[Ham-Computers] True or False?

Jay Eimer ad5pe at familynet.net
Fri Oct 22 23:48:01 EDT 2004


I can't answer all, but here's some of them (inline).

-----Original Message-----
From: ham-computers-bounces at mailman.qth.net
[mailto:ham-computers-bounces at mailman.qth.net] On Behalf Of Duane
Fischer, W8DBF
Sent: Friday, October 22, 2004 21:13
To: ham-computers at mailman.qth.net
Subject: [Ham-Computers] True or False?



	
Greetings All, 	
	
Here are some questions that I thought I knew the answers to, but
several have
told me of their computers which contradict what I was told.	
	
1. Windows 95B. What is the maximum allowable size of a single hard
drive that
is not partitioned?	
Not sure of the max, but if you mean OSR2, it had FAT32 which supports
very large hard drives.
	
2. Is it possible to have a not partitioned 10 Gig hard drive in a
laptop
running under Windows 95b? 	
Yes, I have one.
	
3. Can you run an 80 Gig not partitioned hard drive under Windows 98
second
edition? 		
Don't know that one.
	
4. Does anybody custom make and sell a computer without any operating
system? In
other words, buy the computer and install whatever OS you desire.
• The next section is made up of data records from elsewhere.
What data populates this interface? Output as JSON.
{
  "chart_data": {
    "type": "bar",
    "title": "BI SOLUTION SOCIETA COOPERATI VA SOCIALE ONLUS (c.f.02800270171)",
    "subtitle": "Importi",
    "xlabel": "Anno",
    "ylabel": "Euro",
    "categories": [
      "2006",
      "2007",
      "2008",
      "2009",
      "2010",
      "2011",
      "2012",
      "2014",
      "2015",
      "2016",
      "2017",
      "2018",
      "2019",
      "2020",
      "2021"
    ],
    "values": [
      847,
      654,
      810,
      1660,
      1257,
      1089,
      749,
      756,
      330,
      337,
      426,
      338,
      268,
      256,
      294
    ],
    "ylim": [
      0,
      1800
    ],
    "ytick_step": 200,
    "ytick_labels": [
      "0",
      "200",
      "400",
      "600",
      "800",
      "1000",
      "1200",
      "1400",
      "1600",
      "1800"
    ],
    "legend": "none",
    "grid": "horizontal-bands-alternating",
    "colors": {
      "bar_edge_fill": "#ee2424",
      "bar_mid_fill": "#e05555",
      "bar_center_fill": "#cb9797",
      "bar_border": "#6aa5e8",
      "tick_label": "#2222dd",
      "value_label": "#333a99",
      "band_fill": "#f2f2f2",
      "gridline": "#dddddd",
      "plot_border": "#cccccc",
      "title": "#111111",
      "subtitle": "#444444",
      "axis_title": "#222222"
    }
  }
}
Yes.  AkTek Computing in Tulsa will custom build anything you want.  I
can get you contact info if you want it.  They don't usually ship
(they're a local storefront, not an internet store) but I'm sure they
could work something out.  There are probably others in just about any
town.
	
5. Does the BIOS play a role in the type of OS used, that is, BIOS XYZ
is needed to run Windows 98SE and BIOS ABC is needed to run Windows XP
HE. You can not run
either/or with the same BIOS?	
	
6. What is the technical difference between BIOS and CMOS? During boot
up, which
is active and when, and what do both do? 	
	
7. Howcommon is a hard drive failure from use? Does one type of use
cause a
greater wear factor than another?	
Hard drive failures can be measured in years - unless something
catastrophic happens.  A power failure while the write head is on the
disk is almost guaranteed to mess up at least a few sectors, and can
crash a disk totally (data wise) but a true mechanical failure is rare.
	
I have run Compaq computers since I upgraded from my IBM XT system. I
run the computer 8-12 hours per day, every day. I have never had a hard
drive failure on any computer, ever. Yet I hear about people who seem to
have failures quite often. Am I just lucky? Are my computers better
quality than theirs to begin
with? Are they doing something that causes a higher wear factor? 	
Mostly it is power failures causing head crashes (the write head
literally hits the platter, damaging the disk, or at least the data at
that point on the disk.  There are differences between brands of hard
drives, but every manufacturer switches internals based on what's the
best deal today (and it changes literally every day).  I've personally
had good service with Seagate and Quantum drives, and bad luck with
Maxtor, but I've heard the opposite from others, so ymmv.
	
Thank you very much for your thoughts and assistance.